Chapter 8 explores the asymptotic regime of quantum information processing, beginning with quantum typicality, which illustrates the convergence of quantum states toward a typical form with increasing copies. This leads to the asymptotic equipartition property (AEP), indicating that with a high number of copies, probability vectors become uniformly distributed. The method of types is introduced next, a tool from classical information theory that classifies sequences based on their statistical properties. This is crucial for understanding the behavior of large quantum systems and has implications for quantum data compression. Advancing to quantum hypothesis testing, the chapter outlines efficient strategies for distinguishing between two quantum states through repeated measurements. Central to this is the Quantum Stein’s lemma, which asserts the exponential decline in the error probability of hypothesis testing as the sample size of quantum systems increases. The chapter highlights the deep interplay between typicality, statistical methods, and hypothesis testing, laying the groundwork for asymptotic interconversion of quantum resources.

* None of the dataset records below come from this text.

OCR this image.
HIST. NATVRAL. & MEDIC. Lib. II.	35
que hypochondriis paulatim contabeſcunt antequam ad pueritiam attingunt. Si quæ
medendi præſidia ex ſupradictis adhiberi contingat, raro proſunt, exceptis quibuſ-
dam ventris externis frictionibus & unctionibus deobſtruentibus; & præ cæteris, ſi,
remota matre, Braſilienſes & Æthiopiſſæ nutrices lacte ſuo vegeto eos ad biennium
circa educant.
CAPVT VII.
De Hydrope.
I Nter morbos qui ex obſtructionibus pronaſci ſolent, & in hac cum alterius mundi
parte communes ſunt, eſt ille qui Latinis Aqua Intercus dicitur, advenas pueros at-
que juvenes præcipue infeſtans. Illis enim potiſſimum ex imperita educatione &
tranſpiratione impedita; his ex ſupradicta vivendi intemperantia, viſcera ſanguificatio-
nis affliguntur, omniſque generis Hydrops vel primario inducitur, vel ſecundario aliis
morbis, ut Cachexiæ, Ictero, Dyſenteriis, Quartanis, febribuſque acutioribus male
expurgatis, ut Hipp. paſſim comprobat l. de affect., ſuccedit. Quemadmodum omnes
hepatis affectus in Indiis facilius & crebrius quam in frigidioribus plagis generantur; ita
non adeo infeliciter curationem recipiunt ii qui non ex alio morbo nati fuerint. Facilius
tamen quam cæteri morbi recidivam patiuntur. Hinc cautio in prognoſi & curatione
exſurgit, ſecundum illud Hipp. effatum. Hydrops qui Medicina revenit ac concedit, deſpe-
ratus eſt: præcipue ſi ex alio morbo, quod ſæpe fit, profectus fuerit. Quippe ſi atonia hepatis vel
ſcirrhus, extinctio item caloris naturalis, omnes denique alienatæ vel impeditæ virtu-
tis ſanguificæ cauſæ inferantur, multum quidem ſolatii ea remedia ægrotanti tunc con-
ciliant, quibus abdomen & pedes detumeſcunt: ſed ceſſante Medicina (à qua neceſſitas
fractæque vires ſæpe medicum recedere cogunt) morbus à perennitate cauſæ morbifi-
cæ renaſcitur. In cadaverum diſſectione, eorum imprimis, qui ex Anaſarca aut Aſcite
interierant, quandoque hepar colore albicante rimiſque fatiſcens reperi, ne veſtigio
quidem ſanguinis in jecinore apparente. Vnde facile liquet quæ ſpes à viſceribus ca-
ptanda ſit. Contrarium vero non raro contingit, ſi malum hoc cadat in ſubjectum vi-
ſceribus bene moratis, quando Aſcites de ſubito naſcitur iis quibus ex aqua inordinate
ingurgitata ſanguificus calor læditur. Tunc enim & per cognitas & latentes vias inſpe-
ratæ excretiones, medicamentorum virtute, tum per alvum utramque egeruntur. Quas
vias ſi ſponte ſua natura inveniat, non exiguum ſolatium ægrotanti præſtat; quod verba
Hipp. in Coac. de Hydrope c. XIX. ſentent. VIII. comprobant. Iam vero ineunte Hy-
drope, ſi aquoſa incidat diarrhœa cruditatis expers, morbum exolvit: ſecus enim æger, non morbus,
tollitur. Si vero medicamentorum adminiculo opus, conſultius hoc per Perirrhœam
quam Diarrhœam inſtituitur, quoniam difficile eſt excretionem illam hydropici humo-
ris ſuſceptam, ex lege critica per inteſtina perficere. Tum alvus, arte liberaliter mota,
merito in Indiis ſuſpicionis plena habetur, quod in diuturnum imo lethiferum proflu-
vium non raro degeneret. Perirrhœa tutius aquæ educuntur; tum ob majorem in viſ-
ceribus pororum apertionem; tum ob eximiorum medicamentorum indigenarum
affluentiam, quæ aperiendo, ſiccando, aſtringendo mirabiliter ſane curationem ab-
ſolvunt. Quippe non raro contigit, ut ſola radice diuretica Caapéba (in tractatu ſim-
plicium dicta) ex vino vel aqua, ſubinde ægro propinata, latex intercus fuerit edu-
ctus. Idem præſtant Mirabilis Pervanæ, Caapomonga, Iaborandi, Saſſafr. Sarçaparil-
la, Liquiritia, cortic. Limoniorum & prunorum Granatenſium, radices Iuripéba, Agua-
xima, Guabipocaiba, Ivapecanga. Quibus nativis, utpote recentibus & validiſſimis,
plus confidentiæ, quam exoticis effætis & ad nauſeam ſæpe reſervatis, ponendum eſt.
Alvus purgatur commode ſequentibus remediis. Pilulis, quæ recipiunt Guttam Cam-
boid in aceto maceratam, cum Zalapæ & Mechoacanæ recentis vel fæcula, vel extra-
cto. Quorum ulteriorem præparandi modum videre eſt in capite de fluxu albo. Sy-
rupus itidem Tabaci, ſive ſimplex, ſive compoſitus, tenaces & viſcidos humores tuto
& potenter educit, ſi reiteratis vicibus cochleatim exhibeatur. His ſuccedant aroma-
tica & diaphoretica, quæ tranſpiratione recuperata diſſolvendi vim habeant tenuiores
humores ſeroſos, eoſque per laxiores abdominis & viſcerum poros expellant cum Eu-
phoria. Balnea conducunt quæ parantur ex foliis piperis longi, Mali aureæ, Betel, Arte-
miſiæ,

Chapter 16, centered on the resource theory of nonuniformity, serves as an essential precursor to discussions on thermodynamics as a resource theory. It presents nonuniformity as a fundamental quantum resource, using it as a toy model to prepare for more complex thermodynamic concepts. In this model, free states are considered to be maximally mixed states, analogous to Gibbs states with a trivial Hamiltonian, providing a simplified context for exploring quantum thermodynamics. The chapter carefully outlines how nonuniformity is quantified, offering closed formulas for the conversion distance, nonuniformity cost, and distillable nonuniformity. These measures are explored both in the single-shot and the asymptotic domains. The availability of closed formulas makes this model particularly insightful, demonstrating clear, quantifiable relationships between various measures of nonuniformity.